American sports agent

Jeff Borris (born March 29, 1962) is an American sports agent and attorney.

==Professional career==
Borris began his career as a sports agent as an intern at Beverly Hills Sports Council while at Southwestern Law School, which later became a full-time position. His fresh approach to baseball management soon meant that the intern became the owner along with two partners, Dan Horwits and childhood friend Rick Thurman.

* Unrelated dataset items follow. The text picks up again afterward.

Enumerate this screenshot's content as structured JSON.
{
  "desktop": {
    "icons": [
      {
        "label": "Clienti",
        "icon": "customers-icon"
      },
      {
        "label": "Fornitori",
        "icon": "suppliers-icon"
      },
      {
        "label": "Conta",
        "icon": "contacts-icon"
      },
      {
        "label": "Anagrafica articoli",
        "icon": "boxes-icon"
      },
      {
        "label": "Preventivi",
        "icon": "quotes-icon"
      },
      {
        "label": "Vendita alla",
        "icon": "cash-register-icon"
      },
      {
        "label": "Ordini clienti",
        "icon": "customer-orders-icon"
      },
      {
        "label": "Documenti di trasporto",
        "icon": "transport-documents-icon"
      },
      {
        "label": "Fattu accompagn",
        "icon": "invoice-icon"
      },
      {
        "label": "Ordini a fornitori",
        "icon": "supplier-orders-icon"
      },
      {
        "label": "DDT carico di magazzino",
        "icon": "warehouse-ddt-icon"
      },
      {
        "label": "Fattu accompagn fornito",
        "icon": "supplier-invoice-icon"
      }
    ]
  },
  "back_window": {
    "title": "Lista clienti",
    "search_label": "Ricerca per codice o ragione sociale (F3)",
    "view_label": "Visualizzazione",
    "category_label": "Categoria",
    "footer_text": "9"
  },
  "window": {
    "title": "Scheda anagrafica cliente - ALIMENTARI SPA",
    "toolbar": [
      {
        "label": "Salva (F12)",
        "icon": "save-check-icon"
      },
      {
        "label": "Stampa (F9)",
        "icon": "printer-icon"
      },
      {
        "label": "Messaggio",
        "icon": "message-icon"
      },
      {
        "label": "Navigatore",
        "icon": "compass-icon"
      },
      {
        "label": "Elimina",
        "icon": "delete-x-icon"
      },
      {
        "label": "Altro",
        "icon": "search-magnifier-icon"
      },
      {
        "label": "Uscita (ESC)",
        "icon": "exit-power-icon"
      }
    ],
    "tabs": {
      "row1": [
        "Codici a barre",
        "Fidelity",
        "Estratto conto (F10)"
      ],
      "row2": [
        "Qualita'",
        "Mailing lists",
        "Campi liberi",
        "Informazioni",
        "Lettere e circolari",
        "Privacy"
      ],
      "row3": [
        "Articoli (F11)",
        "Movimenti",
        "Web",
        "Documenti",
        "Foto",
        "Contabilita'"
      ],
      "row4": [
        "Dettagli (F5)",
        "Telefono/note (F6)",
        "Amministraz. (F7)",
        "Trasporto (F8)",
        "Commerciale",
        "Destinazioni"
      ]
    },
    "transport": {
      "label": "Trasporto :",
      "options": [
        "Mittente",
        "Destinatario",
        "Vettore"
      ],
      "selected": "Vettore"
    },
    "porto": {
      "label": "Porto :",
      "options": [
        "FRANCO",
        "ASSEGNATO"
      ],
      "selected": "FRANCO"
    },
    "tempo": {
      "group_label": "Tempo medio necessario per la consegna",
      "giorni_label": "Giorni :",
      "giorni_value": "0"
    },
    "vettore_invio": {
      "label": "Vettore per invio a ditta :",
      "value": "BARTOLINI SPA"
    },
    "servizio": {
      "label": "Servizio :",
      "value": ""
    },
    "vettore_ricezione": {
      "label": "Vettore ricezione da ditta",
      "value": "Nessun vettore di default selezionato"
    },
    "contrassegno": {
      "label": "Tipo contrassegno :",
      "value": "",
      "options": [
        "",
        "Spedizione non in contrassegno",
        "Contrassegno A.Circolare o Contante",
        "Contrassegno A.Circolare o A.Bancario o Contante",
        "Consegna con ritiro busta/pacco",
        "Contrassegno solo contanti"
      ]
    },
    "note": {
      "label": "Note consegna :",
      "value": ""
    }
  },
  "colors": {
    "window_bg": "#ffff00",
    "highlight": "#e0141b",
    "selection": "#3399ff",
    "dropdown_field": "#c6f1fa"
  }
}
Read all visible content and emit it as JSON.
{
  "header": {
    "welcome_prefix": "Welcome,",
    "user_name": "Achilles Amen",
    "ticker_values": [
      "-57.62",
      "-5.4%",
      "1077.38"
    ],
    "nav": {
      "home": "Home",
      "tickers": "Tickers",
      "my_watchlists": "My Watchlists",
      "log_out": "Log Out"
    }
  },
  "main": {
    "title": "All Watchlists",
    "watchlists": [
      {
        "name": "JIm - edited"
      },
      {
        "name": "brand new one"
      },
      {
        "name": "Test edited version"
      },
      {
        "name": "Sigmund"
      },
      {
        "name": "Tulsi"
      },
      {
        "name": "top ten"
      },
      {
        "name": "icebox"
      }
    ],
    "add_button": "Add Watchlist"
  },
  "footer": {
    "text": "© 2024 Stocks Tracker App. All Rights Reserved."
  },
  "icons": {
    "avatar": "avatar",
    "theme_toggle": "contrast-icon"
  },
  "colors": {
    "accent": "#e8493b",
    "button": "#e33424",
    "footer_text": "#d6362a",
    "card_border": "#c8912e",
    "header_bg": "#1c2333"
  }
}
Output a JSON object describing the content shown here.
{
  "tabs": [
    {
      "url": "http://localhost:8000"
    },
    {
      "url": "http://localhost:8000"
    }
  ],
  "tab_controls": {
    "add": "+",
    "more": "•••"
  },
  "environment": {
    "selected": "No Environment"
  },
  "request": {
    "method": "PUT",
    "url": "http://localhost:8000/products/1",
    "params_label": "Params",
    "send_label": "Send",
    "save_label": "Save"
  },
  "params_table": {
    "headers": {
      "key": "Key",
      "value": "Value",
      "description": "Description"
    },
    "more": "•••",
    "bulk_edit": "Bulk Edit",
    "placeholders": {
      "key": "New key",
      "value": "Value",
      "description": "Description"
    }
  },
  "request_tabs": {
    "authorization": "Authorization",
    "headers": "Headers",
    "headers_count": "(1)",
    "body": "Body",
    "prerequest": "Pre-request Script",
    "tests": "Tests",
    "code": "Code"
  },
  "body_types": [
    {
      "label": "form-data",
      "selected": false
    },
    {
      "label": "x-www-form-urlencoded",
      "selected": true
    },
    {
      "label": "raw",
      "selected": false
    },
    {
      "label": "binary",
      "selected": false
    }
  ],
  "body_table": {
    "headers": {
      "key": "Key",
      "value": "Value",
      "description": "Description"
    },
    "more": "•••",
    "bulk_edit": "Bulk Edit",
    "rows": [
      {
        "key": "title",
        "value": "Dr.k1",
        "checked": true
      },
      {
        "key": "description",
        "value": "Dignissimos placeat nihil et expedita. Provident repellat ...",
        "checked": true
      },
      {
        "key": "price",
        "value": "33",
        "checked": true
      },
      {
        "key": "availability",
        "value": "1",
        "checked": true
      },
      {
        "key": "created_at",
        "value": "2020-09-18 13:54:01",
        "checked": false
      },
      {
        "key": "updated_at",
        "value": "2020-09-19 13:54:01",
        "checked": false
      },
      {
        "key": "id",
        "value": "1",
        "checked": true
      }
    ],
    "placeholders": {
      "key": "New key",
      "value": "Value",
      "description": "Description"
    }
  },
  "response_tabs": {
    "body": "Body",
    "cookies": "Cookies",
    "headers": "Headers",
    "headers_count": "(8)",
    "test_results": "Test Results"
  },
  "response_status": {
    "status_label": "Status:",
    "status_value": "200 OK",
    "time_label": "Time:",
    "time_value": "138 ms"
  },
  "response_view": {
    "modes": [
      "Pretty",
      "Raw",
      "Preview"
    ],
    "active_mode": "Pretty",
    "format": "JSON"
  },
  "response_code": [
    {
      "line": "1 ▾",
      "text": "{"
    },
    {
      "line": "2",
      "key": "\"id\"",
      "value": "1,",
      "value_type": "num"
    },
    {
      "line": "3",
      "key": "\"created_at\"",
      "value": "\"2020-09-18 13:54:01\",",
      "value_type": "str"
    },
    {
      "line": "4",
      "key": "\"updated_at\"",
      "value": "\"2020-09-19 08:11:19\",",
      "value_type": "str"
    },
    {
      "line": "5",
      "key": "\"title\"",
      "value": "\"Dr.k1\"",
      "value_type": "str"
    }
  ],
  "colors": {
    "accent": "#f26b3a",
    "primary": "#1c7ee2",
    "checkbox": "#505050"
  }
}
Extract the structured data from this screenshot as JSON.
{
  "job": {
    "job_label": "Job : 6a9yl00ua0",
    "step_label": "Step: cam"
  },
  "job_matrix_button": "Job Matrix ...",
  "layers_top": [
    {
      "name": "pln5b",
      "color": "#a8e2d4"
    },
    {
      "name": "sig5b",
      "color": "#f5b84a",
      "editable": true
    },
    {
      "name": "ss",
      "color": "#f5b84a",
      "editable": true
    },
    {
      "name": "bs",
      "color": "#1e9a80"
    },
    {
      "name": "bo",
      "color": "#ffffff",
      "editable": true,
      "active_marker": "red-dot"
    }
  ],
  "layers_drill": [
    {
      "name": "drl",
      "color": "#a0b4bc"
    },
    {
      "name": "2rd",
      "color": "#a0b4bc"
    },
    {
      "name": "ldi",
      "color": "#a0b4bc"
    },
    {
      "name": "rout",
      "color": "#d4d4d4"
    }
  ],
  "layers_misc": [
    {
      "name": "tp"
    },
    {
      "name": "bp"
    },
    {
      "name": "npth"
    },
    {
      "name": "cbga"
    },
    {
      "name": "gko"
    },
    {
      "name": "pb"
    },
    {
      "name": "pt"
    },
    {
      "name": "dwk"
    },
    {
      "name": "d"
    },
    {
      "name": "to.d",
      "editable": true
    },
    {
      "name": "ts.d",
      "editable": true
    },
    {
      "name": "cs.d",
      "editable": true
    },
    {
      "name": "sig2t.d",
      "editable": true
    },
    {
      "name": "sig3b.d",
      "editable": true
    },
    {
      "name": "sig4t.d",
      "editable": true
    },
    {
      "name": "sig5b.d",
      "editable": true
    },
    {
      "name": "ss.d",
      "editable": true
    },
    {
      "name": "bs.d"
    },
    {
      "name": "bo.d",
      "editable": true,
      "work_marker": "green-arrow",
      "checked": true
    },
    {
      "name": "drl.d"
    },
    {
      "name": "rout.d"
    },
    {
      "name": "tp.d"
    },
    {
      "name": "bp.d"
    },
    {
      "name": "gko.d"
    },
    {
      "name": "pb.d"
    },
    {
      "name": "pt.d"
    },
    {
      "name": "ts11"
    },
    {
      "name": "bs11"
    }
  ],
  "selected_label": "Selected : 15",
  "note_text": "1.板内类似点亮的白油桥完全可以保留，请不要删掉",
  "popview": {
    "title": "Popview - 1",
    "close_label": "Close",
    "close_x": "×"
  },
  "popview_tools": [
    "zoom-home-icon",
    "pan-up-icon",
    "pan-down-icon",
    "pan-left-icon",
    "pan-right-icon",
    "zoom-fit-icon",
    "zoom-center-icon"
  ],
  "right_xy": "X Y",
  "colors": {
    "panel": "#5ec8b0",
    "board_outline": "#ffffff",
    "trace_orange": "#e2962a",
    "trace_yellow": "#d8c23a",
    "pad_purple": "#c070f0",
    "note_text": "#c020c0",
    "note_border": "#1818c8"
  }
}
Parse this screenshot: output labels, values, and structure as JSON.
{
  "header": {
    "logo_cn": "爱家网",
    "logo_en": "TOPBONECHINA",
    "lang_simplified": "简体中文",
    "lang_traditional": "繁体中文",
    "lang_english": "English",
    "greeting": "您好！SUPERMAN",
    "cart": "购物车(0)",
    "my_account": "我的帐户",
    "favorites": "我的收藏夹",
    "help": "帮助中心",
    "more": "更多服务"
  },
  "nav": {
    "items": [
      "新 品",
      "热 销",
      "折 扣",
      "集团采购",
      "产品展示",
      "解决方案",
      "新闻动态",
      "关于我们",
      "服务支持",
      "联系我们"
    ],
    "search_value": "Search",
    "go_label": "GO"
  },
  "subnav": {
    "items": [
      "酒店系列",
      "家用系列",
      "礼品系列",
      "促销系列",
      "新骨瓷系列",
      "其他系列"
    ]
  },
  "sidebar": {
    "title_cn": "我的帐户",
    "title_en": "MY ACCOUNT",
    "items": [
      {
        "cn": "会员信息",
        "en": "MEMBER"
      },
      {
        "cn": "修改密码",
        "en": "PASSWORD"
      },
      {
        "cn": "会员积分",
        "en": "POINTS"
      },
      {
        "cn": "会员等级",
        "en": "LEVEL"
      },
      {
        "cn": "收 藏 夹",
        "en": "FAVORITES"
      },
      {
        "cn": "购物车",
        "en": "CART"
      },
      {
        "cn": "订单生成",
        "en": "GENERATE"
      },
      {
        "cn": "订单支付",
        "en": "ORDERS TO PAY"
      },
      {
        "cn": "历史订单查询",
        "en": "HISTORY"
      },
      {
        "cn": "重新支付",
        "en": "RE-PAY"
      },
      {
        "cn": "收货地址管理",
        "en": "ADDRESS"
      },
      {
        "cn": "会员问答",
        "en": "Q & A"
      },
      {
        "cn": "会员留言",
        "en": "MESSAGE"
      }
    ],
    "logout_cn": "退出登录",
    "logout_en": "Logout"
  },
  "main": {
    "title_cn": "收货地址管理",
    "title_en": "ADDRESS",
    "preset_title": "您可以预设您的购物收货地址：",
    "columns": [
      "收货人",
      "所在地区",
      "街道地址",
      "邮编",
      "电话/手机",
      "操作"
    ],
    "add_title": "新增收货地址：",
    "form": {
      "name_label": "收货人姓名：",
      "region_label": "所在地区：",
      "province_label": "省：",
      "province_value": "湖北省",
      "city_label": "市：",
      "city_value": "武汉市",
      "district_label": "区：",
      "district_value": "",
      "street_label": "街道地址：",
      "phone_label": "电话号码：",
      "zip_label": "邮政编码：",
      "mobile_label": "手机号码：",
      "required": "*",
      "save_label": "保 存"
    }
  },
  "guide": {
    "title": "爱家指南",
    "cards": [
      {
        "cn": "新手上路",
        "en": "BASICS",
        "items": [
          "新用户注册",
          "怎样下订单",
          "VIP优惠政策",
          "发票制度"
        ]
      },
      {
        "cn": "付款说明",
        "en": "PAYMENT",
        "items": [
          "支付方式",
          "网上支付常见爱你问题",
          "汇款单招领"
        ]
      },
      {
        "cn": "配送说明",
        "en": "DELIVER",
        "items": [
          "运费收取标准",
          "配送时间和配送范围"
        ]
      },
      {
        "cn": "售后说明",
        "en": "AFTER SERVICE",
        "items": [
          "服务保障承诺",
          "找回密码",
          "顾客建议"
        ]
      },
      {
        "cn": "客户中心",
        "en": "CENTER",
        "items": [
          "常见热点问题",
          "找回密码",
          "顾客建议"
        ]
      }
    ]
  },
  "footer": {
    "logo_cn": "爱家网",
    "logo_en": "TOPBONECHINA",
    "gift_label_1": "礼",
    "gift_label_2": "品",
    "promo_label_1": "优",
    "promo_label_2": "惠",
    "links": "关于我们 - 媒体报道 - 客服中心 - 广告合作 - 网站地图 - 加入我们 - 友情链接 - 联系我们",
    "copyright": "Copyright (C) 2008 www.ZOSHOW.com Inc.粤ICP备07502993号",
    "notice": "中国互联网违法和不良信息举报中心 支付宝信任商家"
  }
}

Some of Borris' notable clients include Barry Bonds, Jose Canseco, Rickey Henderson, Bret Saberhagen, Bobby Bonilla, Brady Anderson, Curt Schilling, Trevor Hoffman, Michael Young, Tim Lincecum, Hunter Pence, Darren O'Day, Rick Van den Hurk, Mark Reynolds, Michael Schwimer, and Dan Uggla.

Borris also represented Dinesh Patel and Rinku Singh after the two Indian-born pitchers won an Indian reality television show called Million Dollar Arm Challenge and tried out in front of 30 major league scouts in November 2008. The two pitchers were later signed by the Pittsburgh Pirates and became the first Indian-born players to sign a professional sports contract of any kind in America.

In 2015, Borris joined Ballengee Group.

==Education==

Borris earned his bachelor's degree in political science from California State University, Northridge and a Juris Doctor from Southwestern Law School. Borris was an adjunct professor of sports law at Southwestern Law School from 1993 to 2001.

==Personal==

Borris was born in Los Angeles and raised in the San Fernando Valley.

Borris is also an accomplished poker player and appeared in High Stakes Hold’ Em Season 2 playing against professional players like Kenny Tran and Brian Rast.